Ending a TV show on the right note is notoriously tricky. When a movie botches its conclusion, the fans are left feeling like they've wasted two hours of their lives, but where the small screen is concerned, it's significantly longer than that.

This inevitably means showrunners and networks incur the wrath of irate fans if their grand finale is anything less than stellar, though the old 'can't please everyone' adage definitely applies here.

There are many things to consider when bringing the curtain down on a series. Should certain characters die? Does the conclusion need to be neat and tidy, or is there room for ambiguity? And is it worth leaving the door open for a reunion down the line?
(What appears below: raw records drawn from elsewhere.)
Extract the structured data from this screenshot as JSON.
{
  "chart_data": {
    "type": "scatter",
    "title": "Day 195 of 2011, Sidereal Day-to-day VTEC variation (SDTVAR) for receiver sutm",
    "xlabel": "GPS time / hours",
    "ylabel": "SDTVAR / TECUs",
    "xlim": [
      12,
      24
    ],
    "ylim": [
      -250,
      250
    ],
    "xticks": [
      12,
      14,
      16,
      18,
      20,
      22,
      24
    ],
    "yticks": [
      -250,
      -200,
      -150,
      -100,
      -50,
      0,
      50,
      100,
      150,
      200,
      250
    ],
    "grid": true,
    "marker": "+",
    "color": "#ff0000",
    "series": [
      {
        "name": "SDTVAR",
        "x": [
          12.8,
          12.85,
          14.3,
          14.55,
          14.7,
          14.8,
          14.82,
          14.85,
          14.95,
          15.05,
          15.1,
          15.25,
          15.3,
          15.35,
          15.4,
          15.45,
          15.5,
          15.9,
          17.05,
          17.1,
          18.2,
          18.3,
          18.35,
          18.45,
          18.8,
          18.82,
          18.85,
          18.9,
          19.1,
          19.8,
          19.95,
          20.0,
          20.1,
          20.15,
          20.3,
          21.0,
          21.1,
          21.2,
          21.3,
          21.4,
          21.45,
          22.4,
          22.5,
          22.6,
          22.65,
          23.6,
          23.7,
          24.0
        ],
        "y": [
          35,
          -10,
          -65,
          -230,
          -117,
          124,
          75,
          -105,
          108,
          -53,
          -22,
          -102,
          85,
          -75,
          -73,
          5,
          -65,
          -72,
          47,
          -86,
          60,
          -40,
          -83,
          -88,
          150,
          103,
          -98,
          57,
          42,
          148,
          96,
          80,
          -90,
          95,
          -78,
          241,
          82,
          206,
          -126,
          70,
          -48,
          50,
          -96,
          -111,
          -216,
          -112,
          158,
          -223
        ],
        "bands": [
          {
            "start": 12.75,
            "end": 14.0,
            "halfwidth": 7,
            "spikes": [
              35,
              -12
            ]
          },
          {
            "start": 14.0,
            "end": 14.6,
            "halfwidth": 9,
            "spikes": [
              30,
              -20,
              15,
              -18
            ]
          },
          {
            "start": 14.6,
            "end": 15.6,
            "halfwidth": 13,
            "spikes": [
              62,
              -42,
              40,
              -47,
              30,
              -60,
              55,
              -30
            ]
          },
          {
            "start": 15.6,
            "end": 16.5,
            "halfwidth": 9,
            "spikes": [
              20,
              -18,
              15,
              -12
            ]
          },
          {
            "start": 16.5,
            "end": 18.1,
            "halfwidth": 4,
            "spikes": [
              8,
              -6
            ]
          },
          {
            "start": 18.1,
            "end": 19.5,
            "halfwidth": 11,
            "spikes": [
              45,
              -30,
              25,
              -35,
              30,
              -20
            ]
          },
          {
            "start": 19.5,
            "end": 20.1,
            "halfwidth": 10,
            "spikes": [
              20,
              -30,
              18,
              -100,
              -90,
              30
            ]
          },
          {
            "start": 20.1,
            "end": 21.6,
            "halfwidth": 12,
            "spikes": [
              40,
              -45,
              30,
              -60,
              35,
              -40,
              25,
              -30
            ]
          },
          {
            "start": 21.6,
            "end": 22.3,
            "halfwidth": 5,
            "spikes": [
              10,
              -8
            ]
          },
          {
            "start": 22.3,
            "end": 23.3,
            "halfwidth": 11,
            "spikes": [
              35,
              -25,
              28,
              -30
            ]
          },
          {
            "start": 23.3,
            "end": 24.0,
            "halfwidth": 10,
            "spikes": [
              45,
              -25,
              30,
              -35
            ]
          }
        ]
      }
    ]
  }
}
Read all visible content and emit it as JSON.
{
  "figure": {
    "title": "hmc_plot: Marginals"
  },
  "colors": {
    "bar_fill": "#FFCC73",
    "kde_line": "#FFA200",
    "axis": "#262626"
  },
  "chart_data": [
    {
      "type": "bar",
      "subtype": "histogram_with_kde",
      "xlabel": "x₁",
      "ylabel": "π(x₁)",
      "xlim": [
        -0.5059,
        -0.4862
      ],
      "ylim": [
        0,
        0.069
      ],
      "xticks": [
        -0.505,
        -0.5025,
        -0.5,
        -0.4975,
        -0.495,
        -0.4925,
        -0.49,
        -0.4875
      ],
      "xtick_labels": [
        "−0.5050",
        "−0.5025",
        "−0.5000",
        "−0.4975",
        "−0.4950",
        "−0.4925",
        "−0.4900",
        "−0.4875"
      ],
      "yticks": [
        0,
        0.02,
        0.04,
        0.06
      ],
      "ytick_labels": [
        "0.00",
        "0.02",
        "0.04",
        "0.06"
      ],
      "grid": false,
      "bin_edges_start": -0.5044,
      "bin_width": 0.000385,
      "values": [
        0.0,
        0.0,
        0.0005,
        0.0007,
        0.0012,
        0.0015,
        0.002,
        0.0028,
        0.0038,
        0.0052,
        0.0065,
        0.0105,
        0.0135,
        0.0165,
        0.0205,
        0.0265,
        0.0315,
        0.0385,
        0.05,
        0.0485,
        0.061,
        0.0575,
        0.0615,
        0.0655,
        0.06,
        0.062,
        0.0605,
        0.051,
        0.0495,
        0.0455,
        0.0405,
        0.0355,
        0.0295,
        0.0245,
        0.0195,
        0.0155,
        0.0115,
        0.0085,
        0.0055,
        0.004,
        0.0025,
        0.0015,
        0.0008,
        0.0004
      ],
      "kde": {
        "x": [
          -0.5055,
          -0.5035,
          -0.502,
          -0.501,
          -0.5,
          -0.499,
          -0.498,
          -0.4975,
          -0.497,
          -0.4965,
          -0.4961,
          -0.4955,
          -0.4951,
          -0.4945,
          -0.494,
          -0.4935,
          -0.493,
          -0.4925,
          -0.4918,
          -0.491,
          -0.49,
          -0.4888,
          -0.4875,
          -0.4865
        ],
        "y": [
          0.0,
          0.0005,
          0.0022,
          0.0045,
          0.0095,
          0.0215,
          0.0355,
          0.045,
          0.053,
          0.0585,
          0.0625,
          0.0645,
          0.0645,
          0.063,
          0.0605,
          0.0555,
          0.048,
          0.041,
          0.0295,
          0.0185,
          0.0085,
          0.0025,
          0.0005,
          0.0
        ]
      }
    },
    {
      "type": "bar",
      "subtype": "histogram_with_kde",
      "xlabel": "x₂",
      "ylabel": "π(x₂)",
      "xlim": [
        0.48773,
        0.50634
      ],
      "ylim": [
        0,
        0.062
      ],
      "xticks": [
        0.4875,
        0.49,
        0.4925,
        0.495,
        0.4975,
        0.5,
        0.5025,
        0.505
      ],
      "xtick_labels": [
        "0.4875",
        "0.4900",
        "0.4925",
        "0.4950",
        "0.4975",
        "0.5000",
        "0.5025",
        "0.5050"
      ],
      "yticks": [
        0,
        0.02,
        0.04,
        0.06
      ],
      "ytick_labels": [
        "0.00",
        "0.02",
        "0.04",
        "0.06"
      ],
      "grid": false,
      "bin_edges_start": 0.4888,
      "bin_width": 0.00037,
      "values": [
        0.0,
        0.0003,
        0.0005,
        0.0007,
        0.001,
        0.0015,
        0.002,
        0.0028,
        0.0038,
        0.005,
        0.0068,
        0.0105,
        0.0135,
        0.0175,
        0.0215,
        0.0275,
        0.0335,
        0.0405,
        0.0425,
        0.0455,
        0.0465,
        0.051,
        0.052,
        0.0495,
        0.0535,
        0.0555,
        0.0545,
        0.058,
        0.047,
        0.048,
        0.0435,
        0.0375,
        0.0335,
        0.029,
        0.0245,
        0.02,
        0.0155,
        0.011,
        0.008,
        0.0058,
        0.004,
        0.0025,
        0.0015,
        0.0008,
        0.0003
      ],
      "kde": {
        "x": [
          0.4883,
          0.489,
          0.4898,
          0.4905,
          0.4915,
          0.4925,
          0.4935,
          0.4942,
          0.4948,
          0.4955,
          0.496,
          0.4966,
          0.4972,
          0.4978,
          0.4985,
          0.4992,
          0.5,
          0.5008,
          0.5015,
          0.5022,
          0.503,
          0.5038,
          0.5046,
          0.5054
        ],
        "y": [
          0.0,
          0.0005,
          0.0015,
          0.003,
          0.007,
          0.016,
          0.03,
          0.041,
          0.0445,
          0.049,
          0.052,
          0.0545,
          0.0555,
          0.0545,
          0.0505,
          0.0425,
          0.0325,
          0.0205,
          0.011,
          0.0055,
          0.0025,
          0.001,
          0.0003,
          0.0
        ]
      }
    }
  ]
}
Some TV shows have ended on a cliffhanger that was never resolved, likely because a cancellation order wasn't foreseen, while others doled out an open-ended finale and left the fans to draw their own conclusions. Moreover, there are series which have ended definitely, on their own terms, yet still left a dangling plot thread behind.

Here are the unanswered questions that TV series both recent and classic have allowed to linger indefinitely.

9. The Sopranos: Was Tony Whacked?

Breaking Bad Jesse
HBO

There were many possible endgames for The Sopranos. Would Tony end up dead, behind bars, or on the run? All of these scenarios were teased during the show's stellar six-season run, but the only thing creator David Chase chose to assassinate in the grand finale was TV conventions.

Rather than ending in the traditional sense, the gangster show left viewers in the dark... literally, abruptly hitting them with a black screen and forcing them to draw their own conclusions (once they'd checked the wires on the cable box).

Whatever your opinion of Chase's decision to go avant-garde right at the death, Tony Soprano's ultimate fate goes down in TV history as an unresolved issue, because there is no definitive version of what happens next. Sure, people have written lengthy essays on the subject, and the most likely conclusion is that he was shot in the back of the head in that diner, but the debate can never truly be laid to rest.

Chase insists that all the information you need is there in that final, subtle scene, and if you take a forensic deep dive into every frame, there's compelling evidence that Tony was indeed whacked, but there will always be those who can never accept a major character is dead unless they see the corpse.